When it came down to it.. i realized i wanted the marraige more than i wanted to be single and free to float around and have sex with women.

Marraige takes a lot of commitment and investment. Most people who's marraiges end don''t invest like they should. Things change over years.. you both change and .. you go through periods where you don't want to have sex.. than you do non-stop..your interests change.. what you need out of the relationship changes...
It's a constant change thing.. but you learn out of it .. to continue to connect and talk and change together.

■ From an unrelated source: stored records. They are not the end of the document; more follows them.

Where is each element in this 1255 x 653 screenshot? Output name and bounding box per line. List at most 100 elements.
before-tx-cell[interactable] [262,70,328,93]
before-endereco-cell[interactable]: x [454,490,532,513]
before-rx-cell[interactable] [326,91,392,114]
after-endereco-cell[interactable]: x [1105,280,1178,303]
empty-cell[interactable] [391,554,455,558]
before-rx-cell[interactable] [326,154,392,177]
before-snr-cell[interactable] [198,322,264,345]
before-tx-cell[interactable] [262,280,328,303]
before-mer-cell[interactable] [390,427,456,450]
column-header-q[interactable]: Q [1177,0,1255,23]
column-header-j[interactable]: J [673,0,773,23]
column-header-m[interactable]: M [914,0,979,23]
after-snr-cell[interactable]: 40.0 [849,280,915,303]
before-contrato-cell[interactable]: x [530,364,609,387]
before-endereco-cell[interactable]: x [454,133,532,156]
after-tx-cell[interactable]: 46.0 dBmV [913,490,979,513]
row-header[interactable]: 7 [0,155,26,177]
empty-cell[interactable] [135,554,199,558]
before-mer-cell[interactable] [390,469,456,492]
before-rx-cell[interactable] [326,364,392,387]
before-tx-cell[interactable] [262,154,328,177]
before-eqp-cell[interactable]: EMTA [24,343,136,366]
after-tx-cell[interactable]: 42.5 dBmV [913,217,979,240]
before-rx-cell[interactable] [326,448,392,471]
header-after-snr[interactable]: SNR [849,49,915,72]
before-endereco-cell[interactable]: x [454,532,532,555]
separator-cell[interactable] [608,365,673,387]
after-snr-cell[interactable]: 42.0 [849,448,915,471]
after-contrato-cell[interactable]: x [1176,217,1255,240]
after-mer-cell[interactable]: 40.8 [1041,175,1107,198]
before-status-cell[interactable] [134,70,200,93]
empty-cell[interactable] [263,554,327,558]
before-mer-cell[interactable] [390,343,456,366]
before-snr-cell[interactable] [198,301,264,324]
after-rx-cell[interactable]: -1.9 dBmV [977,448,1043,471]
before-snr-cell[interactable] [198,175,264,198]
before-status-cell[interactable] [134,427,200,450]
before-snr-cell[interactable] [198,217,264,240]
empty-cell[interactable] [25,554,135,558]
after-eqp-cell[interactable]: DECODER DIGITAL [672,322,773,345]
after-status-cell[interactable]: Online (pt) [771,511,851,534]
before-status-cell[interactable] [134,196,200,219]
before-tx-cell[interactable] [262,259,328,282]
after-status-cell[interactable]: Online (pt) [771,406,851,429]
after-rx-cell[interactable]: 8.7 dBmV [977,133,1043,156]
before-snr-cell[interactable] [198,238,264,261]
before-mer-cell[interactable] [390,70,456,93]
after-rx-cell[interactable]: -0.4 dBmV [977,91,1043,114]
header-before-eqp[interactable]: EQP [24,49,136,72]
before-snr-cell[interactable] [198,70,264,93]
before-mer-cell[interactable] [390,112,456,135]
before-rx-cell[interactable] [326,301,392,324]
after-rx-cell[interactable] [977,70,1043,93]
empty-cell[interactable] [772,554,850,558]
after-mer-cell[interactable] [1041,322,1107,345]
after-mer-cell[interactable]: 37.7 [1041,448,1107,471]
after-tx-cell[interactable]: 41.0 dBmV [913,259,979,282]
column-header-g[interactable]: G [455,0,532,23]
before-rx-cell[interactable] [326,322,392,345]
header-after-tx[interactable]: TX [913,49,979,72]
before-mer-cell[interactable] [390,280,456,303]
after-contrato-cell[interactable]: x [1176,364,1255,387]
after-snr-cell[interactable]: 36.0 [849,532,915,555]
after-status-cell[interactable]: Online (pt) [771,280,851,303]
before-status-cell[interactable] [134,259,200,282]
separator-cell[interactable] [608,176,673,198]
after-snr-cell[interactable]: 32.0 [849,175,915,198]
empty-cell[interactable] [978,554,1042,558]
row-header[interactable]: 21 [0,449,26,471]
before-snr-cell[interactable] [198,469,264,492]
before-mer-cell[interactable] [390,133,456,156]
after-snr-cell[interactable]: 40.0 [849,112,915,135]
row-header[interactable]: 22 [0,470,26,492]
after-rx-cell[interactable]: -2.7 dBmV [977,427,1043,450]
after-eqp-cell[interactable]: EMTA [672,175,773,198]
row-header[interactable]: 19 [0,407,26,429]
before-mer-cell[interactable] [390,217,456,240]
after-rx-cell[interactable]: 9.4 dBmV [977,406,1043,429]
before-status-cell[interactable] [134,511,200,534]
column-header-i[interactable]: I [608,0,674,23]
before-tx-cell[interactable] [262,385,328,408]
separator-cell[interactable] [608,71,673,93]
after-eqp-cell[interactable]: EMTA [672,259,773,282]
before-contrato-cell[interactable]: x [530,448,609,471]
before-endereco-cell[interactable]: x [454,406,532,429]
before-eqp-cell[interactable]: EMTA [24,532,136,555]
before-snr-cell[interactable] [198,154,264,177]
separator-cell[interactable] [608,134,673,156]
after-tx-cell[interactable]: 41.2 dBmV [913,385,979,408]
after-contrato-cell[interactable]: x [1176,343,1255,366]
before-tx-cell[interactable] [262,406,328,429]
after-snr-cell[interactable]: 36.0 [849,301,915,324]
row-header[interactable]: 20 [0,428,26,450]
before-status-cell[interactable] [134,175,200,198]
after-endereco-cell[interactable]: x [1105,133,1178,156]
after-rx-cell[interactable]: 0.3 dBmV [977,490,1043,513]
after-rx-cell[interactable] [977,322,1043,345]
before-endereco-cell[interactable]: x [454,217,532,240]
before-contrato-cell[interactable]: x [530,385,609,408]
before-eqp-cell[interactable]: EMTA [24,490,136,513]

I honestly think it takes two to make it work.. but it also sometimes takes two to let it fall apart..in some situations of course.

I have seen lots of marriages fall apart even at my age of 34... younger friends and much older friends.
I actually learn more from watching peoples marraiges fall apart.(it's a sad thing of course)

funny enough my husband was the one who suggested i come to a forum like this.


I think the one thing that has made my marraige work is the fact that me and my hubbie are people that are willing to grow and change on the inside.